The library output consists of a detailed description of the DOE, and a collection of (x,y) plots for all monitored reaction variables (i.e. temperature, pressure, monomer uptake and uptake rate) as a function of time. In addition to the standard Freeslate software output, the raw (x,y) data can be provided as MS Excel spreadsheets for independent customer elaboration. As noted above, in principle one library provides information on 48 different polymerization experiments. On the other hand, the HTExplore way is to run the experiments in duplicate/triplicate, and include a limited number of reference cells in the library; based on experience, this strongly enhances the significance of the results, and delivers productivity data with a meaningful error bar. Correspondingly, the number of different polymers that can be obtained per library is 15-20; the yields of duplicate/triplicate cells can be summed up, which is beneficial in view of polymer analysis downstream.

The cost per library to the customer depends on which polymer characterizations are requested in addition to the polymerization data.
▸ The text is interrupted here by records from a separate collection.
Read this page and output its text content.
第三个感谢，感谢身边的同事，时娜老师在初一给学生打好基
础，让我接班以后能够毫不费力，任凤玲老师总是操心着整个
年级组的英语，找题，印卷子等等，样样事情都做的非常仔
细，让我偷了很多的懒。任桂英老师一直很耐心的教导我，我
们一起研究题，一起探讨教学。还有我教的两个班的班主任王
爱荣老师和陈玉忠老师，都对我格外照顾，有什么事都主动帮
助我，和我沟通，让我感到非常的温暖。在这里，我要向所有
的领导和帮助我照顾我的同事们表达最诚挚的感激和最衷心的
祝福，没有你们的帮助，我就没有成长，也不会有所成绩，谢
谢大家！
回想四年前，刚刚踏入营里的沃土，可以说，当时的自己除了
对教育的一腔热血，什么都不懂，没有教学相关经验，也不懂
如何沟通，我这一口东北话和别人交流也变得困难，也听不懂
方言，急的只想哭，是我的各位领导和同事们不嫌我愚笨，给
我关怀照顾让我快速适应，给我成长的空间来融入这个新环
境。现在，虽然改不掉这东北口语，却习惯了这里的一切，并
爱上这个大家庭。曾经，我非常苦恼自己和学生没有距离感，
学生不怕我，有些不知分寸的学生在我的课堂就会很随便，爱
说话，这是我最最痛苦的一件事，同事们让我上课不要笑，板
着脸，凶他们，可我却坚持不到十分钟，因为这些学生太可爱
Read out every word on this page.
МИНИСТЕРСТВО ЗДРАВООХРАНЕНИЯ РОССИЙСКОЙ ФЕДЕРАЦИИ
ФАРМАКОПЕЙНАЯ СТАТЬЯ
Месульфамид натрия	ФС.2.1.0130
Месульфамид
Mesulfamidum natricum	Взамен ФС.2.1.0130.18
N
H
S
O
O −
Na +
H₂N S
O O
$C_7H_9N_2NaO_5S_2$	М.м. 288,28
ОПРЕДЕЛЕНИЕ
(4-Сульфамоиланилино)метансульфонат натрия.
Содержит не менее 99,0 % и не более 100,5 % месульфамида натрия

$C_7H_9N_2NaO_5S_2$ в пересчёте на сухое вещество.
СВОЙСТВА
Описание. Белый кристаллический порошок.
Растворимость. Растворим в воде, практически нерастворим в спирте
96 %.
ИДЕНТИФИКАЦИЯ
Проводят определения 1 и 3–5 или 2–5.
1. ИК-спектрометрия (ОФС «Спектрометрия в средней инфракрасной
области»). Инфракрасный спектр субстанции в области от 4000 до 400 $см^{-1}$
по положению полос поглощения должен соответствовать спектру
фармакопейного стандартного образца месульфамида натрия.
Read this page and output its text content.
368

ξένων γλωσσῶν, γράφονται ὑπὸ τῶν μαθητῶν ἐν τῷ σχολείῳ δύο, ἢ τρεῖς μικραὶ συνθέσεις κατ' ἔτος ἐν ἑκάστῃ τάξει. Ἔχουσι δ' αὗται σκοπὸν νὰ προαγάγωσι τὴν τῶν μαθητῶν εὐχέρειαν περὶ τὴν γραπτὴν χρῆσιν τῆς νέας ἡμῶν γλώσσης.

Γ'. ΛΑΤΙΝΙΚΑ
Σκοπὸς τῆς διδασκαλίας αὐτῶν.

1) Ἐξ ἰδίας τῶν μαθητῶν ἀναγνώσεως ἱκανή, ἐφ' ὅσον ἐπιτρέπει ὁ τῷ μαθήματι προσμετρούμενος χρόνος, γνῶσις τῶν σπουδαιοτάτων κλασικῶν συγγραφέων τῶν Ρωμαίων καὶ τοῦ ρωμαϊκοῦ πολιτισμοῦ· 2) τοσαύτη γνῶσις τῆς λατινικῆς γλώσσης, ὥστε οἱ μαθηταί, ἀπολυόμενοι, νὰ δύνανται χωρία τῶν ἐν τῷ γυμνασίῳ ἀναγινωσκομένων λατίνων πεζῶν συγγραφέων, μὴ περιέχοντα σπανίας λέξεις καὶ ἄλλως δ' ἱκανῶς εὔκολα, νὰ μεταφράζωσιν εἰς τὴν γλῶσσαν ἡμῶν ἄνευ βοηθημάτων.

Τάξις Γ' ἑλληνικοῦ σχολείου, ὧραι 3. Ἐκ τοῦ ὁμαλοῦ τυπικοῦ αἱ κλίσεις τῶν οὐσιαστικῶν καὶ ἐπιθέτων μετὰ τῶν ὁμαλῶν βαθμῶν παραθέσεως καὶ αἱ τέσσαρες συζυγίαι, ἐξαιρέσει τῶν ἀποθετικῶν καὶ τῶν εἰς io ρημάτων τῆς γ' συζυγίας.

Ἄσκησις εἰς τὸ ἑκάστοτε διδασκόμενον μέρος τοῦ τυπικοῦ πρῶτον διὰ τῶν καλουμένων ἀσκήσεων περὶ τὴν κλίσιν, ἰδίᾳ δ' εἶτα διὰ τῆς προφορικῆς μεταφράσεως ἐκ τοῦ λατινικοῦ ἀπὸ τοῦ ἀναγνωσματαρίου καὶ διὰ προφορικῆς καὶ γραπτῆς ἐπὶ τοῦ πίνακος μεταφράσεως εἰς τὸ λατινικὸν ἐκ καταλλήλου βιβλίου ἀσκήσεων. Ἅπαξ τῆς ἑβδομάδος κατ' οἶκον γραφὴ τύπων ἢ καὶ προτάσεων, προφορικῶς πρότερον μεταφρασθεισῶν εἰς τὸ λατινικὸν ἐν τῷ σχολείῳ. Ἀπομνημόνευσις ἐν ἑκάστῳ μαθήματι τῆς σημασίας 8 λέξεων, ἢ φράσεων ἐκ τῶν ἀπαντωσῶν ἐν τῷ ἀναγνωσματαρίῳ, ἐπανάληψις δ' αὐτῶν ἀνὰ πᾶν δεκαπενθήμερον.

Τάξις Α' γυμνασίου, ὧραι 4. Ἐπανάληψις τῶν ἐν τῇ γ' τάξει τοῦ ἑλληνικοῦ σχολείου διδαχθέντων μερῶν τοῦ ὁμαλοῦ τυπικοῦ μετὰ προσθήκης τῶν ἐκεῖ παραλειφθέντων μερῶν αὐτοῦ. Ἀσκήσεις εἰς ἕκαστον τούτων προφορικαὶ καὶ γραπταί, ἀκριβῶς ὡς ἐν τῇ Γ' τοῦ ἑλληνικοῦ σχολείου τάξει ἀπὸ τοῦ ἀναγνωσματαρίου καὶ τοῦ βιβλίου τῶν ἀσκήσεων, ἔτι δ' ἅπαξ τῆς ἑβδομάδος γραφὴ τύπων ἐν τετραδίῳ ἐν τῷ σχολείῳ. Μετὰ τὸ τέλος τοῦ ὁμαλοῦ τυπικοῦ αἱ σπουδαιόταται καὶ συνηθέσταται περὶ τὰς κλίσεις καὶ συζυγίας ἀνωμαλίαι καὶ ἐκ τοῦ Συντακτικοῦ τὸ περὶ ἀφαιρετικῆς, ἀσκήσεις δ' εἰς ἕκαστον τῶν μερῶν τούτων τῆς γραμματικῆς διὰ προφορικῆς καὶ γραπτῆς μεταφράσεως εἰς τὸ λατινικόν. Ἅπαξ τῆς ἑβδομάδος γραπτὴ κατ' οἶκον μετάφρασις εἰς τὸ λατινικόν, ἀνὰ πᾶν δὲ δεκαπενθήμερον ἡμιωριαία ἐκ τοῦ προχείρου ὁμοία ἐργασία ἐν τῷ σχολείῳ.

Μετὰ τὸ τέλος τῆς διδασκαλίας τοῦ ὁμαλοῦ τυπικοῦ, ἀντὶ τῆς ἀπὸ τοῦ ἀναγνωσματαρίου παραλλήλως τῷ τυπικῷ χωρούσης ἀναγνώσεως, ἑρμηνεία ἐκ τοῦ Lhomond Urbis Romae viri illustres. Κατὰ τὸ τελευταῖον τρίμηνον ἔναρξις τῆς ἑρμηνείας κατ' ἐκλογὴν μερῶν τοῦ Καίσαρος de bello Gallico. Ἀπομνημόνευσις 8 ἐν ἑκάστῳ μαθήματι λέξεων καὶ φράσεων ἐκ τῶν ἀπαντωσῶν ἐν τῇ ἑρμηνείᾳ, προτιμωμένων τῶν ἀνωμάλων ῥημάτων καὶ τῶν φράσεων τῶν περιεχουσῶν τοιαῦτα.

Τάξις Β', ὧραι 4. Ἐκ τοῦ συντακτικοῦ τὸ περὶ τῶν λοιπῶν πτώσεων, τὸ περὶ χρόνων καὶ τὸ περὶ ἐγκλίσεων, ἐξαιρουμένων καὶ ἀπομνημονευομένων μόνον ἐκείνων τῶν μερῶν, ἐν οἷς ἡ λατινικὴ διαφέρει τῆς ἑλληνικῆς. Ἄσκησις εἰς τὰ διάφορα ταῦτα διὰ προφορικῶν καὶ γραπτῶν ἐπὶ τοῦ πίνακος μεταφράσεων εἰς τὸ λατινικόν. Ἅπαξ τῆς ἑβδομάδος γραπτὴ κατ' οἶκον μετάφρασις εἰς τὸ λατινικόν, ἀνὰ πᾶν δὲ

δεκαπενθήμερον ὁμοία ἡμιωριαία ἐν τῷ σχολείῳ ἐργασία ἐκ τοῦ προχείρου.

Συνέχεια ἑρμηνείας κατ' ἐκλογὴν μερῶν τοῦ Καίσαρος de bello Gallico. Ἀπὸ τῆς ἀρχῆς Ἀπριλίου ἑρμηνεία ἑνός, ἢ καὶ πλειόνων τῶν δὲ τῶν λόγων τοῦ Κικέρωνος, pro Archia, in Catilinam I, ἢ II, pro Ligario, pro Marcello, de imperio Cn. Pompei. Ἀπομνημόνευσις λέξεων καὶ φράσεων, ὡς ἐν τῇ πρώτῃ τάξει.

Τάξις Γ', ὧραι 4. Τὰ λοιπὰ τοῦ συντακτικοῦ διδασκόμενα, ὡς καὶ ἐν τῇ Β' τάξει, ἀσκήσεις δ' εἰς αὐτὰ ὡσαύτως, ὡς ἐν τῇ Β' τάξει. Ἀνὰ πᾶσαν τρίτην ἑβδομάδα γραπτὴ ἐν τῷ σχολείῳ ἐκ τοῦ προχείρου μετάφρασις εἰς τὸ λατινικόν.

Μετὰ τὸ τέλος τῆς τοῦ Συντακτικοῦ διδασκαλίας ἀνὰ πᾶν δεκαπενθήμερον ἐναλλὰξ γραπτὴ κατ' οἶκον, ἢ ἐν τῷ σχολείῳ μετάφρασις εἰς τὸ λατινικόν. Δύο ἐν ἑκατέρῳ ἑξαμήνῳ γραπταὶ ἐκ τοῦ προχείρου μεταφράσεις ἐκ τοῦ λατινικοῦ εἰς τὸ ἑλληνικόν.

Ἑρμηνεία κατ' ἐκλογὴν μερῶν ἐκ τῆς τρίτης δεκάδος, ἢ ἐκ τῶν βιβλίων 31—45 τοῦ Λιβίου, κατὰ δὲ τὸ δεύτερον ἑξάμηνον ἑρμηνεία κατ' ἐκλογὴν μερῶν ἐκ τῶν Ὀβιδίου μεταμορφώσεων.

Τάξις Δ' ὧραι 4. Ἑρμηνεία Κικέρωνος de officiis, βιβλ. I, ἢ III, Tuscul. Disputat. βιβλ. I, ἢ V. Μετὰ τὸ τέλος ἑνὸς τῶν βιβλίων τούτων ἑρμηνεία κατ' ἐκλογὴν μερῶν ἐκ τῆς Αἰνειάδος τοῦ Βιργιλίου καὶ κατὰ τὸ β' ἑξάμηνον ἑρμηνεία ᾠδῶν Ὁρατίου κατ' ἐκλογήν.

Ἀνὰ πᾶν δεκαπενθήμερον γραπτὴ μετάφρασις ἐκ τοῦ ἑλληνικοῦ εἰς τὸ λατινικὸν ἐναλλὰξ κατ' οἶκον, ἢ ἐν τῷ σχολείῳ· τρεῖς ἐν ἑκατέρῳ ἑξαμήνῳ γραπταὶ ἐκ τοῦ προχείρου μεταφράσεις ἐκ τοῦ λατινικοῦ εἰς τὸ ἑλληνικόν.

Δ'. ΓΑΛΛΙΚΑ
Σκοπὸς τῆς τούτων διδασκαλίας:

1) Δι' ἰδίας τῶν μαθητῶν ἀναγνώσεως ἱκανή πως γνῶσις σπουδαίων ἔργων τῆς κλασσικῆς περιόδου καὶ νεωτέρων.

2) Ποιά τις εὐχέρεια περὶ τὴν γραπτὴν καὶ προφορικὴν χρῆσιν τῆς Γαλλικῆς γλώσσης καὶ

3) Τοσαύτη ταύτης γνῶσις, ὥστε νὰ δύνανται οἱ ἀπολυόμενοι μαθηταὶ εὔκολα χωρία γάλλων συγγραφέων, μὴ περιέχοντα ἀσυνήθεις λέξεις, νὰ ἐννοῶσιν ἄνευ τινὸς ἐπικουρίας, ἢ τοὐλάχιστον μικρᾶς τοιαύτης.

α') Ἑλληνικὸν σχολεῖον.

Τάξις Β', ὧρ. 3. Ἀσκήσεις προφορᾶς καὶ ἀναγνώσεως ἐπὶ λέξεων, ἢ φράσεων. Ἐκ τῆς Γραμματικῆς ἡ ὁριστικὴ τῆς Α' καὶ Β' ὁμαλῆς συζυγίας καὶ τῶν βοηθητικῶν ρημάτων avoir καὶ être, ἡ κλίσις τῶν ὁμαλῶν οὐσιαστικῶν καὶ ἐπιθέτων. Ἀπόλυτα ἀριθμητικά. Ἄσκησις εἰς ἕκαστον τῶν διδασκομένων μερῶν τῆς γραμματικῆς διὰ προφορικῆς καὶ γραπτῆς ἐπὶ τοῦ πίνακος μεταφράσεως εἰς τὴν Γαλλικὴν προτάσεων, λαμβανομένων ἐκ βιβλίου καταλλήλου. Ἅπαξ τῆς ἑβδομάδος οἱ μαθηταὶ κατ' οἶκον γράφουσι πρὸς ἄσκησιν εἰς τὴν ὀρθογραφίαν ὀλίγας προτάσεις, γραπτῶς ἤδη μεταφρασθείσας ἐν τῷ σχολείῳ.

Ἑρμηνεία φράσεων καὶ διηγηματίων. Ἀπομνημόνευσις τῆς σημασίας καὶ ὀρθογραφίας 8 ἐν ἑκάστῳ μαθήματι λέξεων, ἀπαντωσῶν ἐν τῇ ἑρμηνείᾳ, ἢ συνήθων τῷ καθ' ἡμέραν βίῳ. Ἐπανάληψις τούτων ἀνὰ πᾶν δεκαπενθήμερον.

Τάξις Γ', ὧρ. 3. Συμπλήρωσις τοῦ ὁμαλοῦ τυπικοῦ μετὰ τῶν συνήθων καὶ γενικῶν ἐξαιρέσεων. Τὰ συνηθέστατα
Indicatively, a PPR48 library without any polymer characterization has a cost of 6.5 K€; this rises to 10 K€ with full GPC polymer characterizations by means of the Freeslate Rapid GPC platform (which is integrated with the PPR48), and to 15-20 K€ if full 13C NMR, DSC and fractionation analyses are requested. In all cases, the costs are all-inclusive (apart from VAT when that applies). Customers from academia are entitled to a 10-20% discount (depending on the amount and complexity of the requests).

As a rule of thumb, 1-2 libraries can be enough for a demonstration (basic level); 3-5 libraries are needed for a significant benchmarking study (intermediate level); 5-10 libraries or more configure a serious fine-tuning or optimization screening. In the latter two cases, typically 1-2 preliminary libraries are necessary to optimize the DOE, based on how the investigated catalyst(s) performs in the PPR48; these libraries are usually run at no cost for the customer.